Adelia tidak mengerti, karena ingatannya pada malam itu sangat sayup-sayup. Ia hanya mengingat dirinya berkata "Stop Dave", tapi ia tidak ingat kenapa. Yang ia ingat hanyalah...ciuman Bastian. Lembut, panjang dan sangat... AH SIALL!!

"Thank you Tian…", katanya masih dengan menutup telingadan matanya. Bastian tersenyum sambil melihat mata gadis itu. Tapi mata Adelia masih tertutup.
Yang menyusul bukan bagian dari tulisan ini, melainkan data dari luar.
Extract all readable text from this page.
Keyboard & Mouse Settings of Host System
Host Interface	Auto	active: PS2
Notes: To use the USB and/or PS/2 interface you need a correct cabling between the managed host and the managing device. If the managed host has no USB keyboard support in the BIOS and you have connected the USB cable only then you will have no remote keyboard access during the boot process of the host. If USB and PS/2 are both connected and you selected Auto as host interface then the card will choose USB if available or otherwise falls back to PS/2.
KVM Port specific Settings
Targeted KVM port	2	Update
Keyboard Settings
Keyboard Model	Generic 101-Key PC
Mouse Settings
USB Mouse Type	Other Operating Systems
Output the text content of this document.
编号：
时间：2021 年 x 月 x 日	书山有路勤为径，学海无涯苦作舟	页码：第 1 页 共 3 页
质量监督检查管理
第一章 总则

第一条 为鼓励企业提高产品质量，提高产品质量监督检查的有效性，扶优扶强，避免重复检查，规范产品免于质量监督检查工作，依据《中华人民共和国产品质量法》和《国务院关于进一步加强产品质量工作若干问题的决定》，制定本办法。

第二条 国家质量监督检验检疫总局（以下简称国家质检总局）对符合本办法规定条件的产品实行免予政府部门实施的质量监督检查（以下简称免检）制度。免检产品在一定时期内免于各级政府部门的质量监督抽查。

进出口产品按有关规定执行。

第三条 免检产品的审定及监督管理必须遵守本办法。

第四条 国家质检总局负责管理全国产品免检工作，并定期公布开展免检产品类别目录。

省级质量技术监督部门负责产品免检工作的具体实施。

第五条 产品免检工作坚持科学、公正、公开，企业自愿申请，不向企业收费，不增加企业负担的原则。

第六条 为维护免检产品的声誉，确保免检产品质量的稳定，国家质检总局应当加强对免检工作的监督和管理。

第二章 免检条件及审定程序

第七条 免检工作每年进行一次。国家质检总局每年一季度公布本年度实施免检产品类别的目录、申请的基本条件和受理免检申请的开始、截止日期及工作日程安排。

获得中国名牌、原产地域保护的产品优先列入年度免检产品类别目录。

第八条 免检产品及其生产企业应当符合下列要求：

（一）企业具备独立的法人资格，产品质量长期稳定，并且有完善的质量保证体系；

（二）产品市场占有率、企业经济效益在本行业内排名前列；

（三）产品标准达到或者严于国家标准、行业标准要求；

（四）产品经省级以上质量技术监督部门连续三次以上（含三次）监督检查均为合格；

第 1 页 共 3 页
Sontak ia menepuk-nepuk pelan kepala gadis yang tingginya lebih pendek 25cm dari dirinya itu. Adelia sontak membuka matanya dengan kaget. "What is wrong with this guy…", batinnya. Adelia memasang mimik bingung tapi tetap tersenyum. Mata kecilnya mengerjap-ngerjap.

Bastian bersyukur tadi Maretha melihat bentuk lain dari Adelia. Gadis itu sungguh berantakan tapi nyaman ketika sedang rapat dengan Ravi. Apa karena sekarang ia sudah punya pacar, sehingga ia tidak begitu perduli berdandan di depan cowok lain. Bila saja Maretha melihat Adelia yang sudah rapi bersih menggemaskan seperti ini, Maretha mungkin akan memaksa Bastian keluar dari Asrama itu atau gadis itu yang akan pindah ke asramanya. Ia sungguh tidak menyangkan kalau Maretha ternyata memiliki bibit-bibit cemburu juga.

Tapi ia bersyukur akan satu hal. Api permusuhan diantara dirinya dan Adelia sudah padam sekarang. Baru hari ini ia melihat Adelia tersenyum seperti itu. Mungkin saatnya membuat perhitungan dan strategi dengan Adelia untuk masa depan mereka. Ia yakin ada win-win solution yang bisa ia gunakan disini.